Le Suisse, champion de la démographie

« La Suisse est la nouvelle championne de la longévité de ses habitants. Les centenaires étaient 377 en 1990, 787 en 2000 et 1888 désormais, dont 75% sont des femmes. Un garçon né dans notre pays en 2021 a la meilleure espérance de vie possible, avec 81,9 années, juste devant les Islandais, les Norvégiens et les Japonais. Pour une fille née en 2021, le pronostic est également très favorable, puisque la Suisse se classe 4e, derrière le Japon, la Corée du Sud et l’Espagne, avec 85,6 ans. La Suisse figure également en bonne place sur les chiffres de l’espérance de vie en bonne santé. Un trentenaire d’aujourd’hui peut espérer vivre en bonne santé jusqu’à l’âge de 78,8 ans pour les hommes et de 82,8 ans pour les femmes. »

Comment est-ce possible ? Faut-il s’en féliciter ou non ?

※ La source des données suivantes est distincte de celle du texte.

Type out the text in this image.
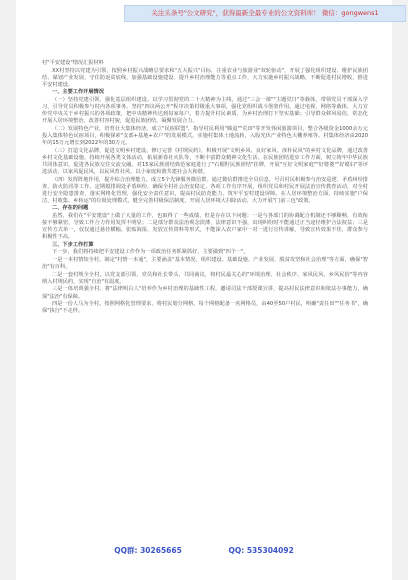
关注头条号"公文研究"，获得最新全最专业的公文资料库！ 微信：gongwens1

村"平安建设"情况汇报材料

XX村坚持以党建为引领，按照乡村振兴战略总要求和"五大振兴"目标，注重农业与旅游业"双轮驱动"，开展了强化组织建设、维护民族团结、谋划产业发展、守住防返贫底线、加强基础设施建设、提升乡村治理能力等重点工作，大力实施乡村振兴战略，不断促进村民增收，推进平安村建设。

一、主要工作开展情况

（一）坚持党建引领，强化基层组织建设。以学习贯彻党的二十大精神为主线，通过"三会一课""主题党日"等载体，带领党员干部深入学习，引导党员积极参与村内各项事务。坚持"四议两公开"程序决策村级重大事项，强化党组织战斗堡垒作用。通过电视、网络等载体，大力宣传党中央关于乡村振兴的各项政策，把中央精神传达到每家每户。着力提升村民素质，为乡村治理打下坚实基础；引导群众移风易俗，常态化开展人居环境整治，改善村容村貌，促进民族团结，凝聚发展合力。

（二）发展特色产业，培育壮大集体经济。成立"民宿联盟"，指导村民利用"腾退""荒田"等开发休闲旅游项目，整合各级资金1000余万元投入集体特色民宿项目，积极探索"支部+基地+农户"的发展模式，实施村集体土地流转，入股光伏产业特色大棚养殖等。村集体经济由2020年的15万元增长到2022年的30万元。

（三）打造文化品牌，促进文明乡村建设。修订完善《村规民约》，积极开展"文明乡风、良好家风、淳朴民风"的乡村文化品牌，通过改善乡村文化基础设施，持续开展各类文体活动，拓展新春社火队等，不断丰富群众精神文化生活。在民族团结进步工作方面，树立铸牢中华民族共同体意识，促进各民族交往交流交融。对15家民族团结典范家庭进行了"石榴籽民族团结"挂牌，开展"互好文明家庭""好婆婆""好媳妇"等评选活动，以家风促民风，以民风育社风，以小家庭和谐共建社会大和谐。

（四）发挥阵地作用，提升综合治理能力。成立5个先锋服务微信群。通过微信群推送全员信息，号召村民积极参与治安巡逻、矛盾纠纷排查、防火防汛等工作。定期摸排调处矛盾纠纷，确保全村社会治安稳定、各项工作有序开展，组织党员和村民开展法治宣传教育活动，对全村进行安全隐患排查，落实网格化管理，强化安全责任意识，提高村民防范能力，筑牢平安村建设屏障。在人居环境整治方面，持续实施"户保洁、村收集、乡转运"的垃圾处理模式，健全完善村级保洁制度，开展人居环境大扫除活动，大力开展"门前三包"政策。

二、存在的问题

虽然，我们在"平安建设"上做了大量的工作，也取得了一些成绩，但是存在以下问题：一是与各部门的协调配合机制还不够顺畅，有效衔接不够紧密，导致工作合力作用发挥不明显；二是部分群众法治观念淡薄，法律意识不强，出现纠纷时不能通过正当途径维护合法权益；三是宣传方式单一，仅仅通过悬挂横幅、张贴海报、发放宣传资料等形式，不能深入农户家中一对一进行宣传讲解，导致宣传效果不佳，群众参与积极性不高。

三、下步工作打算

下一步，我们将持续把平安建设工作作为一项政治任务抓紧抓好，主要做到"四个一"。

一是一本村情知全村。制定"村情一本通"，主要涵盖"基本情况、组织建设、基础设施、产业发展、脱贫攻坚和社会治理"等方面，确保"智治"有百科。

二是一套村规全全村。以党支部引领，党员和社长带头，共同商议，将村民最关心的"环境治理、社会秩序、家风民风、乡风民俗"等内容纳入村规民约，实现"自治"有温度。

三是一体培训强全村。将"法律明白人"培养作为乡村治理的基础性工程，邀请司法干部授课宣讲，提高村民法律意识和依法办事能力，确保"法治"有保障。

四是一份人马为全村。按照网格化管理要求，将村民划分网格，每个网格配备一名网格员，由40至50户村民，明确"责任田""任务书"，确保"执行"不走样。

QQ群: 30265665	QQ: 535304092
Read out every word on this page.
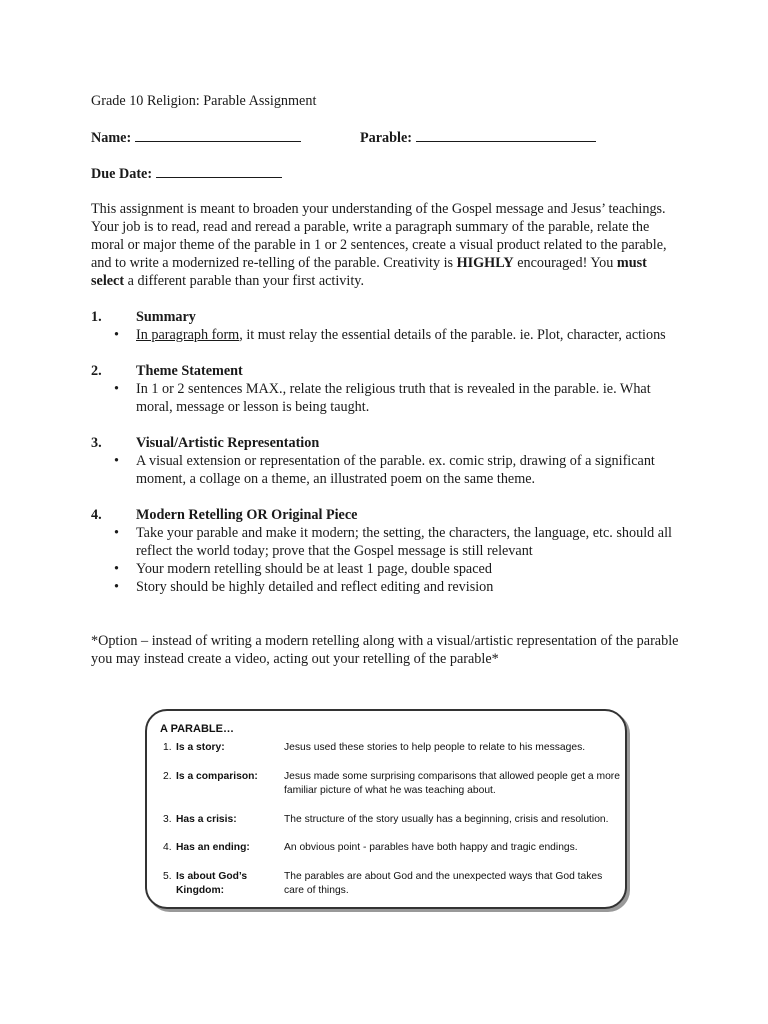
Grade 10 Religion: Parable Assignment
Name:	Parable:
Due Date:

This assignment is meant to broaden your understanding of the Gospel message and Jesus’ teachings. Your job is to read, read and reread a parable, write a paragraph summary of the parable, relate the moral or major theme of the parable in 1 or 2 sentences, create a visual product related to the parable, and to write a modernized re-telling of the parable. Creativity is HIGHLY encouraged! You must select a different parable than your first activity.

1. Summary
• In paragraph form, it must relay the essential details of the parable. ie. Plot, character, actions
2. Theme Statement
• In 1 or 2 sentences MAX., relate the religious truth that is revealed in the parable. ie. What moral, message or lesson is being taught.
3. Visual/Artistic Representation
• A visual extension or representation of the parable. ex. comic strip, drawing of a significant moment, a collage on a theme, an illustrated poem on the same theme.
4. Modern Retelling OR Original Piece
• Take your parable and make it modern; the setting, the characters, the language, etc. should all reflect the world today; prove that the Gospel message is still relevant
• Your modern retelling should be at least 1 page, double spaced
• Story should be highly detailed and reflect editing and revision
*Option – instead of writing a modern retelling along with a visual/artistic representation of the parable you may instead create a video, acting out your retelling of the parable*
A PARABLE…
1. Is a story:	Jesus used these stories to help people to relate to his messages.
2. Is a comparison:	Jesus made some surprising comparisons that allowed people get a more familiar picture of what he was teaching about.
3. Has a crisis:	The structure of the story usually has a beginning, crisis and resolution.
4. Has an ending:	An obvious point - parables have both happy and tragic endings.
5. Is about God’s Kingdom:
The parables are about God and the unexpected ways that God takes care of things.
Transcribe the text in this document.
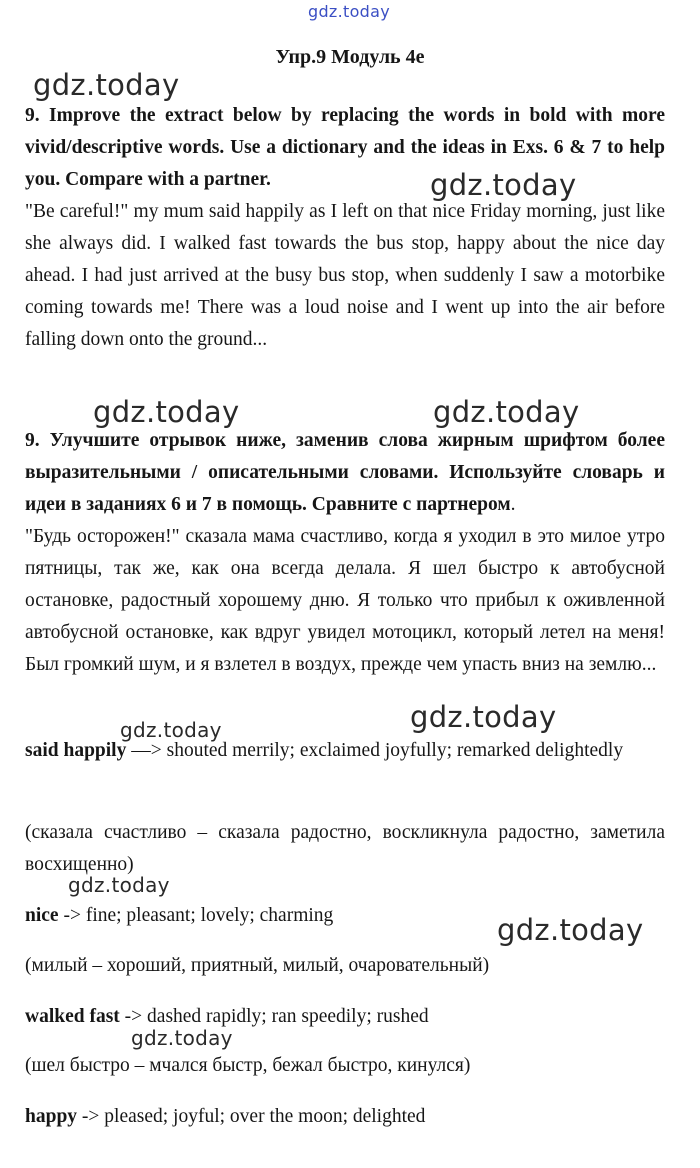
gdz.today
gdz.today
gdz.today
gdz.today	gdz.today
gdz.today
gdz.today
gdz.today
gdz.today
gdz.today

Упр.9 Модуль 4e

9. Improve the extract below by replacing the words in bold with more vivid/descriptive words. Use a dictionary and the ideas in Exs. 6 & 7 to help you. Compare with a partner.

"Be careful!" my mum said happily as I left on that nice Friday morning, just like she always did. I walked fast towards the bus stop, happy about the nice day ahead. I had just arrived at the busy bus stop, when suddenly I saw a motorbike coming towards me! There was a loud noise and I went up into the air before falling down onto the ground...

9. Улучшите отрывок ниже, заменив слова жирным шрифтом более выразительными / описательными словами. Используйте словарь и идеи в заданиях 6 и 7 в помощь. Сравните с партнером.

"Будь осторожен!" сказала мама счастливо, когда я уходил в это милое утро пятницы, так же, как она всегда делала. Я шел быстро к автобусной остановке, радостный хорошему дню. Я только что прибыл к оживленной автобусной остановке, как вдруг увидел мотоцикл, который летел на меня! Был громкий шум, и я взлетел в воздух, прежде чем упасть вниз на землю...

said happily —> shouted merrily; exclaimed joyfully; remarked delightedly

(сказала счастливо – сказала радостно, воскликнула радостно, заметила восхищенно)

nice -> fine; pleasant; lovely; charming

(милый – хороший, приятный, милый, очаровательный)

walked fast -> dashed rapidly; ran speedily; rushed

(шел быстро – мчался быстр, бежал быстро, кинулся)

happy -> pleased; joyful; over the moon; delighted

Le plus évident semble d’en attribuer le mérite au système de soins suisse. Mais cette évidence est controversée.  Selon la thèse politiquement correcte à Berne, cette longévité ne serait due que de façon marginale au système de soins. Cette affirmation pesante est un procédé de basse politique pour laisser entendre que nous dépenserions trop d’argent dans le système de soins, que la faute n’en est pas à la Confédération mais aux médecins. Elle dépend d’une supposition gratuite : en médecine ce serait l’offre qui créerait le besoin. C’est se fixer sur l’image du robuste montagnard, qui n’a jamais vu un médecin, qui n’a jamais été vacciné, qui n’a jamais de rhume, qui travaille jusqu’à la veille de sa mort, frappant d’un coup sans frais médicaux. Le système idéal de soins consiste à ne pas avoir à en dispenser. Nous n’en jouissons pas parce que les patients seraient naïfs et les médecins manipulateurs.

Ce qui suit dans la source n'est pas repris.